Rencontre avec la créatrice Vanessa Schindler / Slow fashion motion

Rencontre avec la créatrice Vanessa Schindler, lauréate du grand prix du festival de Hyères, en 2017, et alchimiste de la mode.
En quête de réponses à tous ces questionnements sur l’engagement, LeherpeurParis a souhaité rencontrer la créatrice, diplômée de la HEAD (Haute école d’art et de design de Genève) et nourrie aux expériences chez Études Studio, Balenciaga ou Henrik Vibskov, Vanessa Schindler réinvente la couture classique en proposant une conception radicale d’assemblage, grâce à l’utilisation de l’uréthane. Polymère, figeant et fixant la matière, l’uréthane permet à la créatrice de sculpter un nouveau rapport au corps et au temps.

// /POUVEZ-VOUS NOUS PARLEZ UN PEU DE VOTRE TRAVAIL ? DE VOTRE SAVOIR-FAIRE ?

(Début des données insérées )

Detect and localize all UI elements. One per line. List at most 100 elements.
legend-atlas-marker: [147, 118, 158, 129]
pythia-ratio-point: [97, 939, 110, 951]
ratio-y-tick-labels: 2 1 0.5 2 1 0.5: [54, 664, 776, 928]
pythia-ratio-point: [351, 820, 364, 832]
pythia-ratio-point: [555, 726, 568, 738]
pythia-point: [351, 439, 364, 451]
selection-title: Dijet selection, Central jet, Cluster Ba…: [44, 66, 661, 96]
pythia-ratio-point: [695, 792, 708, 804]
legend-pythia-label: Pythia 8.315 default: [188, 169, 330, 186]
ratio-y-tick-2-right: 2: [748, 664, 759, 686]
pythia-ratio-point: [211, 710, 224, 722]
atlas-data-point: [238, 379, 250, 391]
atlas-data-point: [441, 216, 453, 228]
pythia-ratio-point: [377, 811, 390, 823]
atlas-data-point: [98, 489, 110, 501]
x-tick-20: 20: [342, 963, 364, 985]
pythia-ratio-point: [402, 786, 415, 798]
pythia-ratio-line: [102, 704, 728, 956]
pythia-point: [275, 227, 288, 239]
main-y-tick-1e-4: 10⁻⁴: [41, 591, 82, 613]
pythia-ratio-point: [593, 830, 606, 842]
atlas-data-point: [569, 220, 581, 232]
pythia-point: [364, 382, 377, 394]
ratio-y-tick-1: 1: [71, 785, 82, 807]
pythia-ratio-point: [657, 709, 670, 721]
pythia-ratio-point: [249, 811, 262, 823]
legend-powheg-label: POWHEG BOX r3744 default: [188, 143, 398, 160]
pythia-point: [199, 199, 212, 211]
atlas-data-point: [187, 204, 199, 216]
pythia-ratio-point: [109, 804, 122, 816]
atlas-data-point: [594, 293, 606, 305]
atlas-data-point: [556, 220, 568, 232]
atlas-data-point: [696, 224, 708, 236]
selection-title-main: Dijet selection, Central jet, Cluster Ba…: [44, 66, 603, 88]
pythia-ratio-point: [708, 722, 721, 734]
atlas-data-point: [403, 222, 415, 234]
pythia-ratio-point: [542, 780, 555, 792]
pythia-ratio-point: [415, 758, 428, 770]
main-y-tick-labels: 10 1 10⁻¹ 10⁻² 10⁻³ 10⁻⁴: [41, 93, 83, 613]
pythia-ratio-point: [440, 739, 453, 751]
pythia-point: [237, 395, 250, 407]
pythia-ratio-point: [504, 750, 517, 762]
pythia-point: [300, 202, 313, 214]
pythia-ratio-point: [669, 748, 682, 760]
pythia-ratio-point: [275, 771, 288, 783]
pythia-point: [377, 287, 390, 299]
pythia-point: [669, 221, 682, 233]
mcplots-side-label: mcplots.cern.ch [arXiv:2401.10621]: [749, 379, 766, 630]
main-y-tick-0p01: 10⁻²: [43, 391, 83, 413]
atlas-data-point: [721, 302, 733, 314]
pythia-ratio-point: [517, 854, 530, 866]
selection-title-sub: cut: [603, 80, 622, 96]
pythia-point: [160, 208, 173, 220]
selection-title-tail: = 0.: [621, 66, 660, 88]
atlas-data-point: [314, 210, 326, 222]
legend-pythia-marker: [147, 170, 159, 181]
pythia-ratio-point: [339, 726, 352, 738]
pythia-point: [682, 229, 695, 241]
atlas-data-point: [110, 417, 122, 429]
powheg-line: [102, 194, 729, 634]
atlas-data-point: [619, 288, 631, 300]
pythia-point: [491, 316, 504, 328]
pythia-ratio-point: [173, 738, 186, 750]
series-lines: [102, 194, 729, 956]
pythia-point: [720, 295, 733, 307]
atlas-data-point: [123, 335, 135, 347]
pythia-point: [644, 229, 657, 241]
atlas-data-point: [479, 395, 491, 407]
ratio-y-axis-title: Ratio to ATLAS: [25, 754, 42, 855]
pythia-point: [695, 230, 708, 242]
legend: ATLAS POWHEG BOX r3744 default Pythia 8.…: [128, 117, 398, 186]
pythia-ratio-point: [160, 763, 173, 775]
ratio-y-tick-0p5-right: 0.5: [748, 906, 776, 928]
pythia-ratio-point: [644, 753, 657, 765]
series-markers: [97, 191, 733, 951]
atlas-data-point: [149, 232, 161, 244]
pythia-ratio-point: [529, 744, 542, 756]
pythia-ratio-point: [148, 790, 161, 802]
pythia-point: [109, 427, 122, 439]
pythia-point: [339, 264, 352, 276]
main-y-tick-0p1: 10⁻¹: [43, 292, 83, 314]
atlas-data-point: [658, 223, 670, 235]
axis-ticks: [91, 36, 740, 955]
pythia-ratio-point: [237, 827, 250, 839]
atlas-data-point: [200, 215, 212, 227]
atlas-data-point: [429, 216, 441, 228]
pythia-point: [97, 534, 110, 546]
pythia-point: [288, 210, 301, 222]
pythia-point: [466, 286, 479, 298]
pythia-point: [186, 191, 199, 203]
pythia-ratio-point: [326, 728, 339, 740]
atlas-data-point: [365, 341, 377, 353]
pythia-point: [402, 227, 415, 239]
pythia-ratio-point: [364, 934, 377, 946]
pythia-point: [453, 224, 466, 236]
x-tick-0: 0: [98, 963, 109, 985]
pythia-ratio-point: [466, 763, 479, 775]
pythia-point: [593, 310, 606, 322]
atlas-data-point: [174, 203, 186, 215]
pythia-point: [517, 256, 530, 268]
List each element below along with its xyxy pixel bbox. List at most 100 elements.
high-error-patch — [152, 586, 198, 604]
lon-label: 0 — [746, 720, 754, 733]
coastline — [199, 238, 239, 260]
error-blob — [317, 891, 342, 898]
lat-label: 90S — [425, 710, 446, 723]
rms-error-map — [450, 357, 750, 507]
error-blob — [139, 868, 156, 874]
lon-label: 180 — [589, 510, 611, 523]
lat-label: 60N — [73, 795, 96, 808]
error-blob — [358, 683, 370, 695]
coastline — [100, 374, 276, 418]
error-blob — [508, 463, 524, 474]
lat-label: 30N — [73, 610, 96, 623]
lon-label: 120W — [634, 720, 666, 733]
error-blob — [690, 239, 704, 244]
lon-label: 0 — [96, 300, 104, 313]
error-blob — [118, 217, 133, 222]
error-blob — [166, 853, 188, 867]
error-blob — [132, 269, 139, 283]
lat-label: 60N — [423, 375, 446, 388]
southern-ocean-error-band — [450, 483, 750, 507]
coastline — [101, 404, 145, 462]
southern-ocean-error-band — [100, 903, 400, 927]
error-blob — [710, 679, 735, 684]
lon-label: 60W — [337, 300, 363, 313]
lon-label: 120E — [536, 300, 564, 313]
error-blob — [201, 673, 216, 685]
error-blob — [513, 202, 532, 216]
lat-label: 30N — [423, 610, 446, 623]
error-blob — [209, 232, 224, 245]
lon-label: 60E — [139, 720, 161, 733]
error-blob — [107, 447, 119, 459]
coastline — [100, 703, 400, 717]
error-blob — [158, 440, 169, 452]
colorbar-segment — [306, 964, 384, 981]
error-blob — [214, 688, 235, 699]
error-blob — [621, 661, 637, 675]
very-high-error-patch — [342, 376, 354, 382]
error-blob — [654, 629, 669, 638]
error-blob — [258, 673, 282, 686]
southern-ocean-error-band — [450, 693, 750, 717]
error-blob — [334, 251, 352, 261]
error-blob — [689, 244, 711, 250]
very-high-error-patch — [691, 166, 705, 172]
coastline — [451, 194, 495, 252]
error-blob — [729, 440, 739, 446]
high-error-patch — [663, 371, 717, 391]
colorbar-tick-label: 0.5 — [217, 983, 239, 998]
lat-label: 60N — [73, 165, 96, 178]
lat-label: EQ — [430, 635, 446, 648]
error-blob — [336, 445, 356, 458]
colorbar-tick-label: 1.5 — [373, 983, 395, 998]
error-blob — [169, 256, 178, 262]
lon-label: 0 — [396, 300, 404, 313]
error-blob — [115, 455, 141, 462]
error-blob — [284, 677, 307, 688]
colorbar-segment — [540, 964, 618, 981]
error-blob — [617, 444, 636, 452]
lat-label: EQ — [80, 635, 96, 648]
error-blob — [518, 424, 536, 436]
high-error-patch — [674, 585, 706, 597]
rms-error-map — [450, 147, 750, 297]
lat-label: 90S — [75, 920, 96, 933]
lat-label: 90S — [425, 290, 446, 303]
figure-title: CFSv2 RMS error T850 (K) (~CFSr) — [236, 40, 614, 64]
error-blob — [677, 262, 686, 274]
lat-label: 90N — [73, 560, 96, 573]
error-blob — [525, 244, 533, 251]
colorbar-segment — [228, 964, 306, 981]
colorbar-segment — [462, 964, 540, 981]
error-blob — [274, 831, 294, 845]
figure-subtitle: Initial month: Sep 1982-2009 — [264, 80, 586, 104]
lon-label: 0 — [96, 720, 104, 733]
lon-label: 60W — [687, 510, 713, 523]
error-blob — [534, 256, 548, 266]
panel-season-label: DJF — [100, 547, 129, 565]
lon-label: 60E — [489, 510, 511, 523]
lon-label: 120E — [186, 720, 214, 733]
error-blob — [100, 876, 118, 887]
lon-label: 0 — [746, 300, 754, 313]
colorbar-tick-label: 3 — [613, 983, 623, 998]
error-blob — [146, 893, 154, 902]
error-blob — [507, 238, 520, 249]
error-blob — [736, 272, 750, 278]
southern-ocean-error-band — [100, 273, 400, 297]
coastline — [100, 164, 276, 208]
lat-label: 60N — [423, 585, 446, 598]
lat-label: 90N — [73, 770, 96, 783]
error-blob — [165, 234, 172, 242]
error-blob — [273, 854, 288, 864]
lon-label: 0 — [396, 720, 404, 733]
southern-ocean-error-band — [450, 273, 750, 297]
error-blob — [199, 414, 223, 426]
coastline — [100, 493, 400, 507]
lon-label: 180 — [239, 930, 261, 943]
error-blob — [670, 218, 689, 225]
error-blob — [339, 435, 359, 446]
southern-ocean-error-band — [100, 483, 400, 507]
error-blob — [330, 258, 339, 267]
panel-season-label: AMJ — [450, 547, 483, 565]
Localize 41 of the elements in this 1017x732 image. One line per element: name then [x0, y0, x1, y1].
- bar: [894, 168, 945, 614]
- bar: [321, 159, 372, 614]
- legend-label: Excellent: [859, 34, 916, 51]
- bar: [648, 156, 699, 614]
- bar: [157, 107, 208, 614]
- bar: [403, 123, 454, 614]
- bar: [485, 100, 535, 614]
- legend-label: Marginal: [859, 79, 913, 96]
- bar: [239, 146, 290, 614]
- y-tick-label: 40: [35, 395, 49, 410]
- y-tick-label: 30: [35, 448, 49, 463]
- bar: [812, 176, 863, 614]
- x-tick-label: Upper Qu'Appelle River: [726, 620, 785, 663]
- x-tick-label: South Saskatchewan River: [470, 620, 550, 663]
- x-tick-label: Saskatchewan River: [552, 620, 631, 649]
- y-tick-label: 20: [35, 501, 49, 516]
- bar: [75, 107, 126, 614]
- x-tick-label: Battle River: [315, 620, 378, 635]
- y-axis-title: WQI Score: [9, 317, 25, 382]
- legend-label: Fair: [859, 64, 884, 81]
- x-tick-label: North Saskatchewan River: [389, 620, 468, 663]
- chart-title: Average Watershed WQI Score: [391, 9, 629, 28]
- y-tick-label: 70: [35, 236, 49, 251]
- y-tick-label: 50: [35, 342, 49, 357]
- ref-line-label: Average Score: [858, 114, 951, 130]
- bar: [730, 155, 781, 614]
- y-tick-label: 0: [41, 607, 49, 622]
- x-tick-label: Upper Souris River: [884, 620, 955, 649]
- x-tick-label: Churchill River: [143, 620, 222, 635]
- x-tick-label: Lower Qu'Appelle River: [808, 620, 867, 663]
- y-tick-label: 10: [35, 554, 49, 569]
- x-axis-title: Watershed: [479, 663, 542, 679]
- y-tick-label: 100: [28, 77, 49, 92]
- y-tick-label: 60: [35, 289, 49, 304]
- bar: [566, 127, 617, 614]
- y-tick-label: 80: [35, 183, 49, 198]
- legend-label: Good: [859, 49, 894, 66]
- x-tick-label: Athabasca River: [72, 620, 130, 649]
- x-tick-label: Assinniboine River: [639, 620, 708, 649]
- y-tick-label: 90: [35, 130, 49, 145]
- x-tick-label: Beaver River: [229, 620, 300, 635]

Après avoir abordé au cours de mes expériences, la production très artisanale et la dimension très commerciale du prêt-à-porter, j’ai eu envie de questionner plus profondément les manières de faire. À une époque où tout s’externalise, j’ai ressenti le besoin de faire quelque chose de mes mains, mais surtout de repenser la façon dont on montait le vêtement et de le faire de A à Z, de l’idée à la matérialisation finale. Cela fait plus de 100 ans que l’on assemble un vêtement de la même manière, je me suis donc demandé s’il n’était pas possible de chambouler ces schémas ancrés pour réinventer le montage d’une pièce et renouveler les finitions. Ma volonté fût de monter des vêtements sans couture. À la manière d’un sculpteur, de venir sculpter le vêtement comme s’il avait été directement moulé sur le corps. Au cours de mes recherches, j’ai découvert l’uréthane, un polymère qui sèche rapidement et qui par une absorption rapide du tissu permet de figer les fibres. Au cours de ces expérimentations, où ma casquette oscillait entre styliste et plasticienne, l’uréthane est devenu un moyen de souder les pièces, remplaçant le fil cousu par une technique de coupé-collé.

// /EN TANT QUE DESIGNER DE LA NOUVELLE GÉNÉRATION, PLUS RESPONSABLE, PLUS ENGAGÉE, QUEL EST VOTRE RÔLE ?

L’uréthane est un polymère soit une matière plastique qui s’oppose par sa composition aux démarches « éco-friendly » mais qui fait partie intégrante de mon process et que je ne peux remplacer pour l’instant. Néanmoins, cette question de la responsabilité, je l’envisage en permanence dans mon travail et si elle ne passe pas par la matière que j’utilise, elle s’exprime dans ma démarche ralentie de production ainsi que dans ma volonté de gérer la production de A à Z. Certes c’est un énorme challenge mais c’est une façon de réattribuer de la valeur et du temps aux choses. Je pense sincèrement qu’il est envisageable de faire le travail d’une autre manière, de chambouler des principes de bases de production. Dans un premier temps, en allégeant la production, en réduisant les démultiplications et les manipulations dans la fabrication d’un vêtement tout en valorisant le savoir-faire manuel et dans un second temps de se familiariser à nouveau avec la lenteur. Une lenteur, à réintroduire dans le process de production, pour rallonger la durée de vie et optimiser le capital affectif d’un produit. En repensant la chaîne de production et en la maitrisant de A à Z, on revalorise l’objet, le rapport à celui-ci et à soi-même, ce que le travail à la chaine ne permet pas.

// / COMMENT VOTRE PROCESSUS CRÉATIF, PEUT-IL FAIRE ÉVOLUER LES CHOSES ?

Pour ma part, je travaille plus à l’objet qu’à une idée globale de collection. Cela est plus compliqué de communiquer par rapport à ça mais c’est un moyen d’échapper à la pression des saisons, de prendre mon temps et de gérer l’ensemble du processus créatif. Je travaille davantage comme une designeuse d’objets que comme une vraie marque de prêt-à-porter. Le rôle de jeune créateur, comme moi, c’est d’essayer de contrebalancer avec cette vitesse effrénée du système de la mode et cette guerre des prix les plus bas pour repenser la relation avec un produit de mode. De capitaliser sur des produits qui auront pris plus de temps à être conçus, qui couteront certainement, plus cher, mais pour lesquels on aura plus d’attaches, de respect et que l’on cherchera à entretenir et à transmettre. Un objet de mode, au sens où je l’entends, ça se transmet et ça s’inscrit dans la durée.